Should GMO labeling be a law?
The GMO labeling debate is hot!
This spring, Vermont became the first state to pass a no-strings mandatory GMO labeling law. (Connecticut and Maine have passed labeling laws, but they don't go into effect until other requirements are met.)
Groups in at least 36 other states have efforts under way to pass state labeling bills.
GMO in Your Life: In 2013, 27 countries grew GMOs and even more imported them. In the U.S., genetically modified field corn (for oil, syrup, meal and starch), soybeans, canola, cottonseed (for oil) and sugar beets (for sugar) are used in processed foods.
In the produce section, you can find genetically modified Hawaiian papaya and small amounts of sweet corn, zucchini and yellow squash.
It's estimated that about 75% of processed food in America contains genetically modified ingredients. Roughly 13 new genetically modified crops are in the government review process and a salmon is awaiting USDA approval.
The Label Debate: Non-GM labels are one of the fastest-growing label claims in the U.S.; trendsetter Whole Foods Market announced that by 2018 it would require labeling of genetically modified (or GM) foods sold in its stores.
Want GMO-Free? Look for these labels:
We asked two leaders in the debate for their take.

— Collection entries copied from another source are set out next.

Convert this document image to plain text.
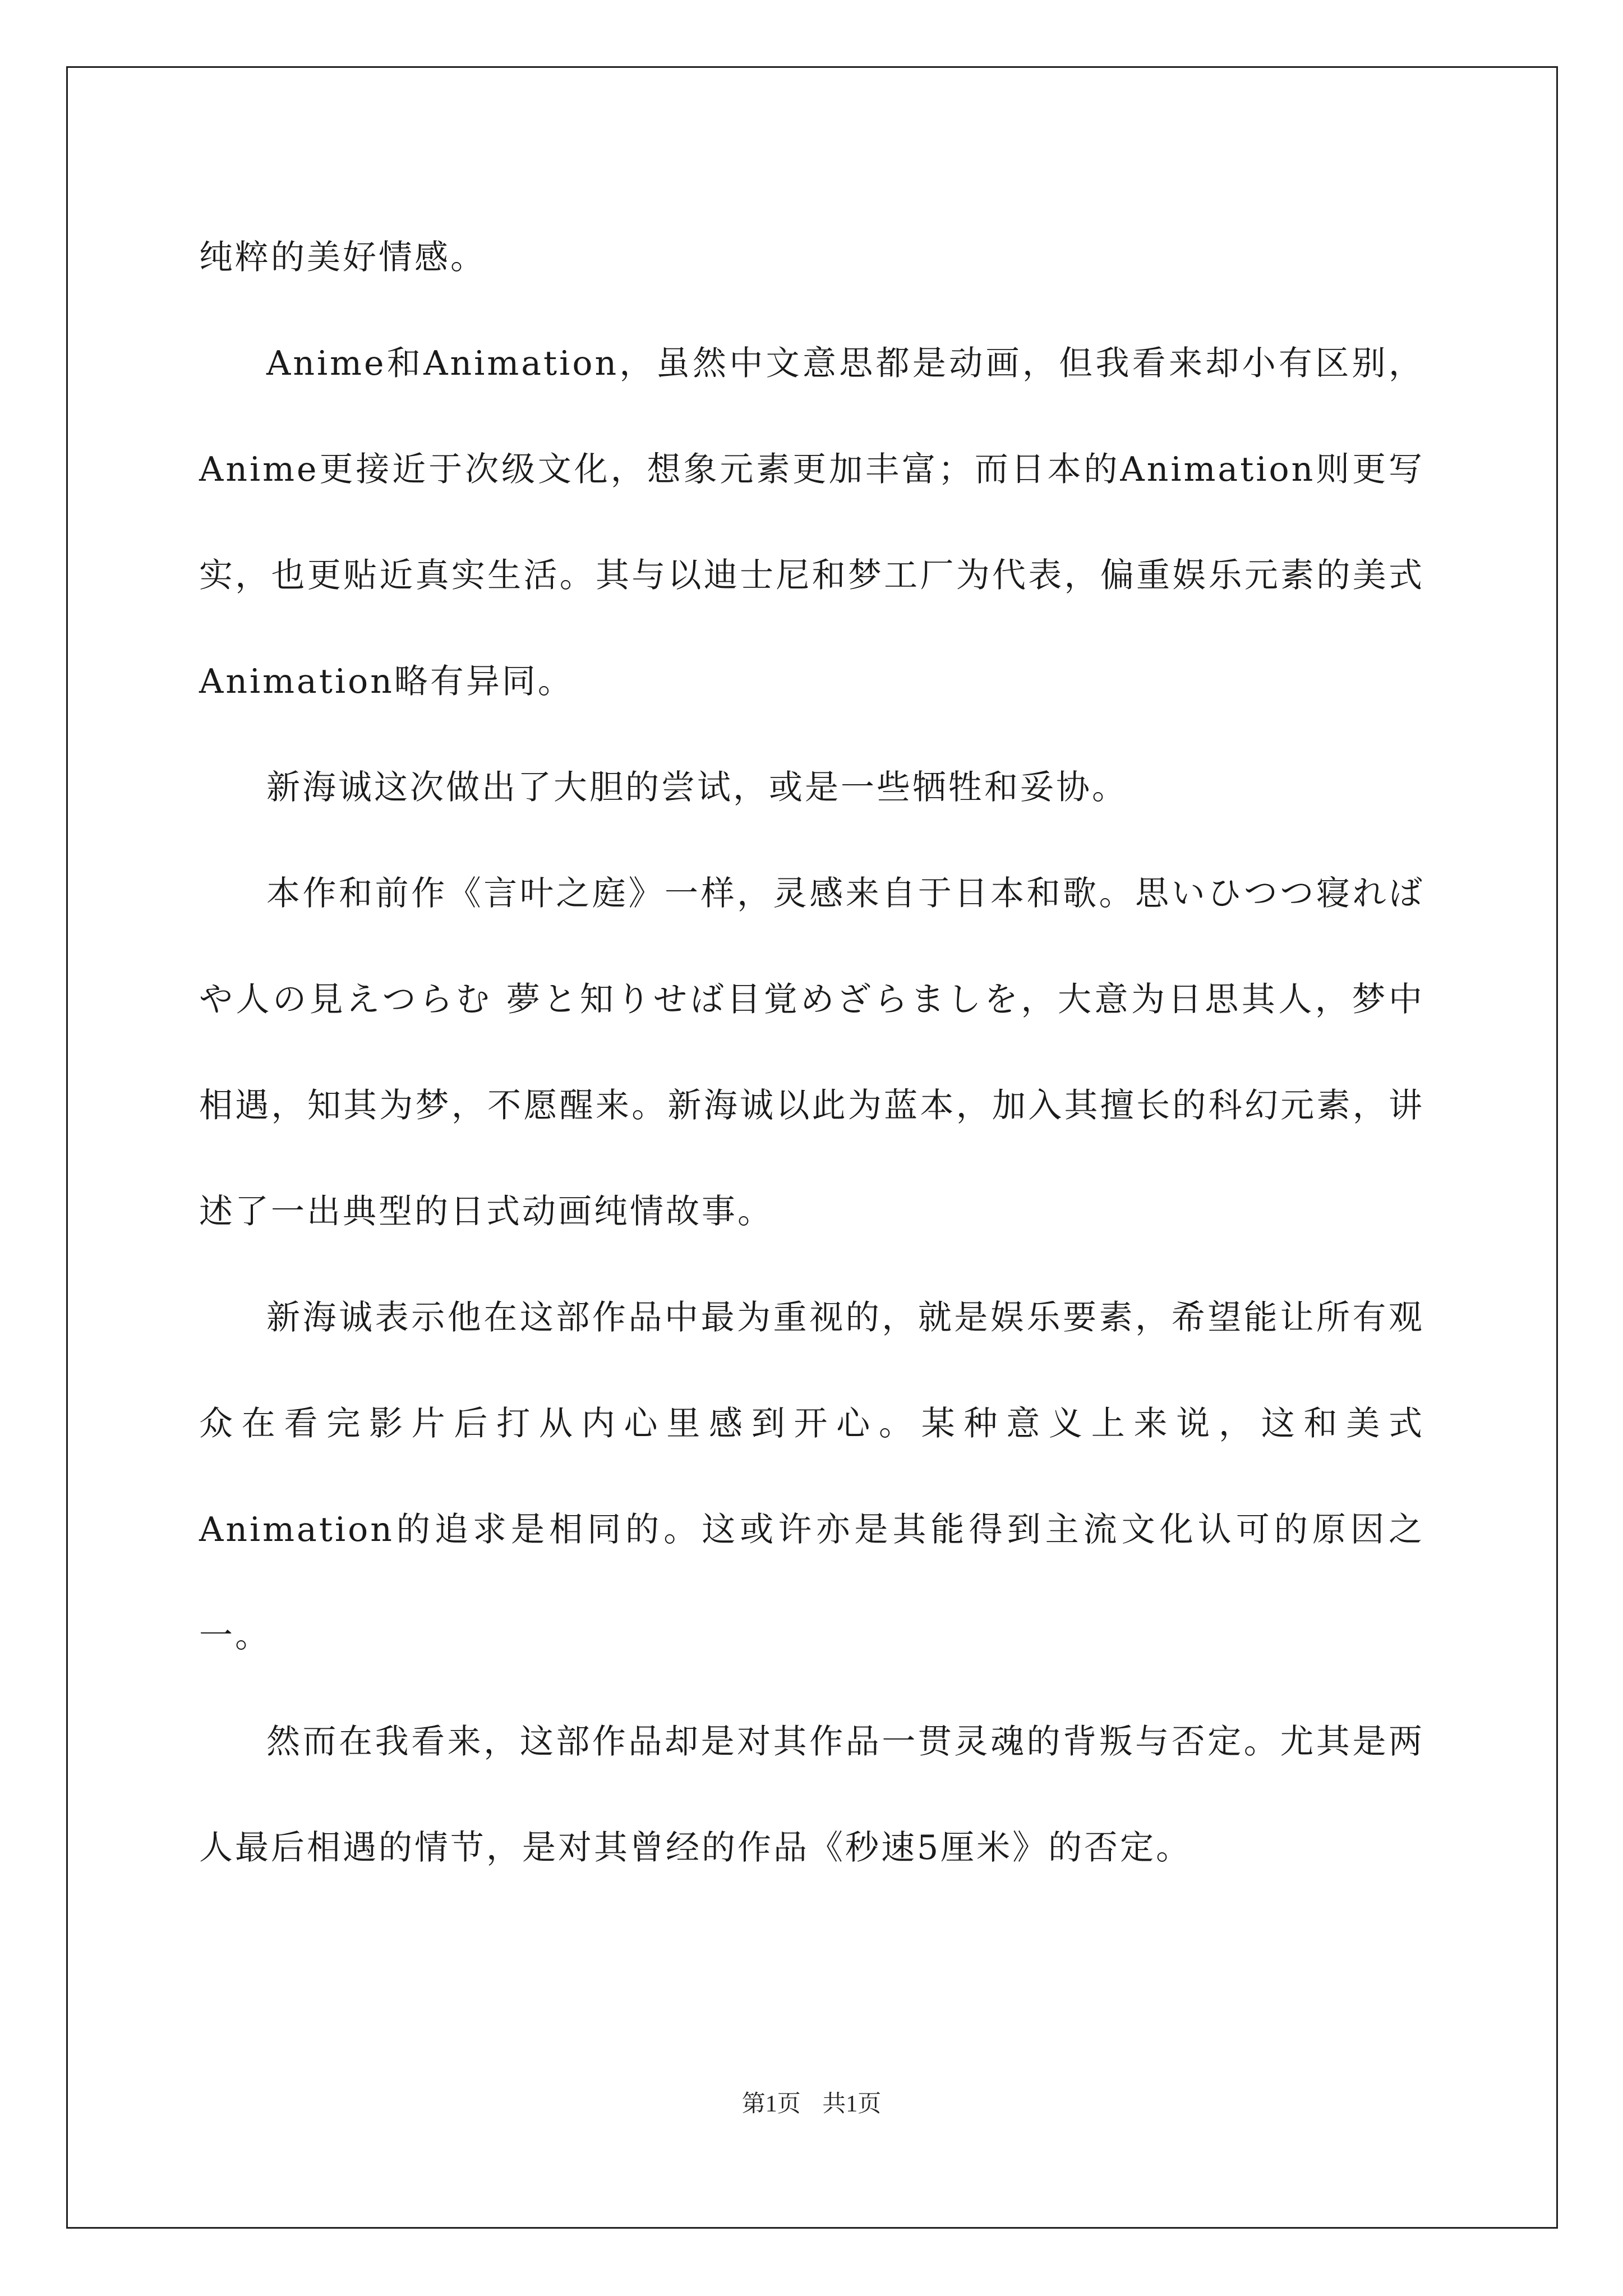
纯粹的美好情感。

Anime和Animation，虽然中文意思都是动画，但我看来却小有区别，Anime更接近于次级文化，想象元素更加丰富；而日本的Animation则更写实，也更贴近真实生活。其与以迪士尼和梦工厂为代表，偏重娱乐元素的美式Animation略有异同。

新海诚这次做出了大胆的尝试，或是一些牺牲和妥协。

本作和前作《言叶之庭》一样，灵感来自于日本和歌。思いひつつ寝ればや人の見えつらむ 夢と知りせば目覚めざらましを，大意为日思其人，梦中相遇，知其为梦，不愿醒来。新海诚以此为蓝本，加入其擅长的科幻元素，讲述了一出典型的日式动画纯情故事。

新海诚表示他在这部作品中最为重视的，就是娱乐要素，希望能让所有观众在看完影片后打从内心里感到开心。某种意义上来说，这和美式Animation的追求是相同的。这或许亦是其能得到主流文化认可的原因之一。

然而在我看来，这部作品却是对其作品一贯灵魂的背叛与否定。尤其是两人最后相遇的情节，是对其曾经的作品《秒速5厘米》的否定。

第1页 共1页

Here are the responses prepared by Gary Hirshberg, chairman of both organic yogurt company Stonyfield Farm and Just Label It, a campaign that advocates for the mandatory labeling of genetically modified foods, and Cathleen Enright, executive director of the Council for Biotechnology Information (a nonprofit that promotes the benefits of agricultural biotechnology, whose members include DuPont and Monsanto), who also served on President Obama's Agricultural Policy Committee.
Should GMO Food Labels Be Mandatory?
Gary Hirshberg: YES.
Americans have a right to know what's in our food so that we can all make the best choices. Labeling ingredients, additives and processes is already common practice for us. We know how much fat, sugar and salt our food contains, if our food has been irradiated, whether it is wild or farmed, and even if our orange juice is from concentrate. Yet we still don't have this right, despite the fact that national polls indicate that 93 percent of Americans want to know if our foods contain genetically modified ingredients.
GMO-labeling requirements already exist in 64 countries, including some of our trading partners like China and the European Union. Despite industry claims that GMO labeling will increase food prices, this hasn't occurred in countries, such as Brazil, that already require labeling.
There are many reasons that citizens want genetically modified labeling. Some are concerned about the lack of long-term, independent testing for health, allergen or environmental impacts. Many are concerned that claimed benefits of genetically modified crops have been subsequently proven false, such as higher yields. In addition, USDA data show that hundreds of millions more pounds of herbicides are being used as a result of genetically modified-crop proliferation. This has led to an explosion of herbicide-tolerant weeds.
Mandatory GMO labeling by the FDA is the only way to go, as the system of voluntary labeling has failed. (In 2001, the FDA issued a draft guidance saying companies could voluntarily label foods containing genetically modified ingredients. Not a single company has voluntarily disclosed the use of genetically modified ingredients.) Our nation was founded on the principle of individual liberties, and there is no more basic liberty than the freedom of choice. So why not Just Label It?
Cathleen Enright, Ph.D.: NO.
When my daughter was young, she suffered from an allergy to soy, so I know firsthand the importance of food labels. The FDA requires the mandatory labeling of foods to help ensure consumers have information about the nutritional value, health and safety of a food product or that the composition of a food has been significantly changed.
Hundreds of independent studies have demonstrated the safety of GMO food, and scientific and regulatory authorities around the world agree: GMO foods on the market are as safe and nutritious as their non-GMO counterparts. So absent a food-safety or health risk, what would a mandatory label tell consumers? From my perspective, the answer is an implied warning when consumers have no reason to fear.
Genetic engineering is simply a modern plant-breeding technique that helps to develop new seeds with precision. The technique can help corn better survive drought and Hawaiian papaya resist disease. Humans, pets and livestock have eaten GMOs for almost 20 years, and there is no credible evidence that a safety or health concern exists.
Labeling for the presence or absence of GMO ingredients is best left to the marketplace, where companies use voluntary labels for all sorts of reasons to promote their products over other brands. We see this in grocery stores today, where shoppers can choose products made without GMO ingredients by selecting those labeled "certified organic" or "Non-GMO."